Friday, 5 July 2024

Hundreds of Beavers - Film Review

 


As animation has become a more respected artform over the years it feels like the days of silly, slapstick shorts have passed. Children's television has become more advanced and ambitious, with shows that often rivel 'adult' entertainment for how engaging and creative it is. Even things like the old Road Runner cartoons and the more violent Tom and Jerry shorts have evolved into completely different shows. I mention these two in particular as they're probably the closest to what Hundreds of Beavers is trying to capture, having created a live action cartoon, with silly visual gags, weird physics, and the kind of violence that should lead to death a dozen times over but just leaves characters rubbing the lump on their head.

Hundreds of Beavers begins with a cider make, Jean Kayak (Ryland Brickson Cole Tews) who sees his business and home burn to the ground, leaving him to survive in the show covered wilderness with nothing but the clothes on his back and his own wits to get by. However, his wits can sometimes be a bit lacking, especially when the local wildlife are smart, and aren't afraid to go the extra mile to make Jean's day worse. As Jean tries to get by he meets an expert fur trapper, a mean local merchant, and a beautiful young furrier who he falls in love with. But will Jean be able to outwit the crafty local beavers and win her hand in marriage?

Made like a silent movie, though without the speech cards on screen, Hundreds of Beavers feels like a blend of the early days of slapstick, stunt filled cinema, with the work of Loony Tunes. Our protagonist spends his time wandering through a beautiful, snow covered wilderness, a location that is part real and part created as we have fake trees and cartoon snowmen pop up from time to time. The blend of reality and the fake is somewhat unnerving to begin with, but thankfully, the film's approach to its animal co-stars helps you to find your feet in this tonally weird affair.



The animals that inhabit the world, ranging from fish, to wolves, and the titular beavers, are either puppets, or people in animal costumes; and not very convincing ones at that. There are times where the film looks like a bad sport mascot convention, thanks to the fact that the filmmakers bought a load of cheap mascot suits in order to populate the movie. But instead of feeling cheap or silly it grounds the film in a weird way, it makes you realise that despite this being real people it is very much in the realm of an animated movie. Things don't make sense, there are leaps in logic, physics take a back seat a lot of the time, and you find yourself watching a story that could never come close to being real. And it's kind of a delight to slip into this child-like feeling as you just say 'okay, whatever' and sink into the story, letting it take you on this wild ride.
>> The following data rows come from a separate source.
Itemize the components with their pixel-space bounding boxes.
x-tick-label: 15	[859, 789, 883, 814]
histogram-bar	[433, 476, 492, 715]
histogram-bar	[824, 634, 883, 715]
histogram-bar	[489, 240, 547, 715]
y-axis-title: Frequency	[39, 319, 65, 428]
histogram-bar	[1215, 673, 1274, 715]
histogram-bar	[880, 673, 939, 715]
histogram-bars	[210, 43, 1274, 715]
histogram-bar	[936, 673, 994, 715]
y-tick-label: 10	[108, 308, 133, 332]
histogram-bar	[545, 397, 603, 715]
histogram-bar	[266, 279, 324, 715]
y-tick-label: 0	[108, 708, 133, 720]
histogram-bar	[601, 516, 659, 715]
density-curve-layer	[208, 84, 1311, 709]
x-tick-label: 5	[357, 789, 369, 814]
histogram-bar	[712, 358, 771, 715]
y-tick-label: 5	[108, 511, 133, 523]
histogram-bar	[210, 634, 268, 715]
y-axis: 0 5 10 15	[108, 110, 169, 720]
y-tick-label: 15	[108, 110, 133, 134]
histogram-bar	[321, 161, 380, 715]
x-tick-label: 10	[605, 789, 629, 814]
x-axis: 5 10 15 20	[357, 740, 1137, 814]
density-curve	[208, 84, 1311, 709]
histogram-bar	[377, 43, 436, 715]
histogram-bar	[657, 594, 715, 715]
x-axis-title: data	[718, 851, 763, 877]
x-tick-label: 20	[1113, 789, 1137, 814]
It helps that the film is genuinely funny too. There's a mixture of humour, and not all of it landed for me, but I think that that's a taste thing more than anything else. The film is filled to the brim with visual gags, and you often have to suspend your feelings of disbelief as a character does something that your brain has trained you not to think possible. For me, the best gags were the ones that come with a cut. There are a number of times in the film where the movie is setting up a joke, or making you think something different is about to happen, before it hard cuts to a punchline that takes you by surprise. These moments elicited the biggest laughs out of me, and some of them included a dark joke or two too, which definitely won me over. 
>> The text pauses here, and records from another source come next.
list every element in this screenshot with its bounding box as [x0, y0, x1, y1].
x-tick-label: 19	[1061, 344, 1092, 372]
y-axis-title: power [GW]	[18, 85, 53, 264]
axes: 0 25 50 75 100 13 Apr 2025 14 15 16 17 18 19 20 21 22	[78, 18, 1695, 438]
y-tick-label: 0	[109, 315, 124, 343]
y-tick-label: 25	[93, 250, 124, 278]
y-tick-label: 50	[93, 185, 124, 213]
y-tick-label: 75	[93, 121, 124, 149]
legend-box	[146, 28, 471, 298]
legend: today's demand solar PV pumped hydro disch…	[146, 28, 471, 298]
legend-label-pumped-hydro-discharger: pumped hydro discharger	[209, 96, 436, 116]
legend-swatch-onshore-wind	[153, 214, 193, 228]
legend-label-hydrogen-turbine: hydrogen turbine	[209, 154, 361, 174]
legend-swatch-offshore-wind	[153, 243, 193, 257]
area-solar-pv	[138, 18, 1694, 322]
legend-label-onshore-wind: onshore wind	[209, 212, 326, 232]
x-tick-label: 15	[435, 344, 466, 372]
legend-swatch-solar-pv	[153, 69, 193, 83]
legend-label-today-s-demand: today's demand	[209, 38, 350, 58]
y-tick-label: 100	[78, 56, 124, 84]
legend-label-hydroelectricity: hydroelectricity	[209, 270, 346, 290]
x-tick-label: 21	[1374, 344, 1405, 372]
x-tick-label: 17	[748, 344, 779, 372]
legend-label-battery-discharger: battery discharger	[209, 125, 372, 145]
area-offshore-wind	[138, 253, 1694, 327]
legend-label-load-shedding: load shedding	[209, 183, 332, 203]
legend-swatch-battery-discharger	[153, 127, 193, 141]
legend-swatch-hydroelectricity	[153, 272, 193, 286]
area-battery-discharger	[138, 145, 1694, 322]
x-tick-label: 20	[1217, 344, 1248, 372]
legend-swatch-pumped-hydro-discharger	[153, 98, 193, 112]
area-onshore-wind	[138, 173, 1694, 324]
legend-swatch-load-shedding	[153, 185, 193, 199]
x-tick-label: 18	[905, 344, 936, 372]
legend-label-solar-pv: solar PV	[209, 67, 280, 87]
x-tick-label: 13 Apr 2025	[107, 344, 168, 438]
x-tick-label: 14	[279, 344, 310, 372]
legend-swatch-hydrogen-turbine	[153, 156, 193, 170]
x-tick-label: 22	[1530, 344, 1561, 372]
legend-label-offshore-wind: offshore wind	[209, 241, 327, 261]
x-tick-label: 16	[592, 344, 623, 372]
Hundreds of Beavers is a weird movie, it has little to no dialogue, is presented in black and white, looks faker than anything else I've ever seen, but because it's leaning into that, because it seems to know it needs to look cheap and ridiculous so as not to completely lose the views and is just going for it you can't help but overlook a lot of faults. The performances are great, with over-the-top exaggerated characters and weird personalities that the cast brings to life wonderfully. Playing like the cartoons of old, Hundreds of Beavers feels like a throwback to a type of film that's been utterly gone for many, many years, and it's lovely to slip back into that here. Whilst it is a bit dark at times, the film is never cruel or nasty, and as such feels like the kind of movie the entire family can watch together and get a good laugh out of.

A lot of low budget, independent films get hailed as imaginative, or visionary yet fail to really live up to that hype, but Hundreds of Beavers feels like it does. It's trying something different, it's going against the trends of the big studios and the creators are making something that they're going to like. More films should be like this, absolutely weird little movies that clearly has a ton of love poured into it because it's something the filmmaker wants to see on the screen; the fact that the rest of us get to enjoy it too is just a bonus. It's not everyday a film like this comes along.


Hundreds of Beavers is released in UK cinema on 9th July 2024.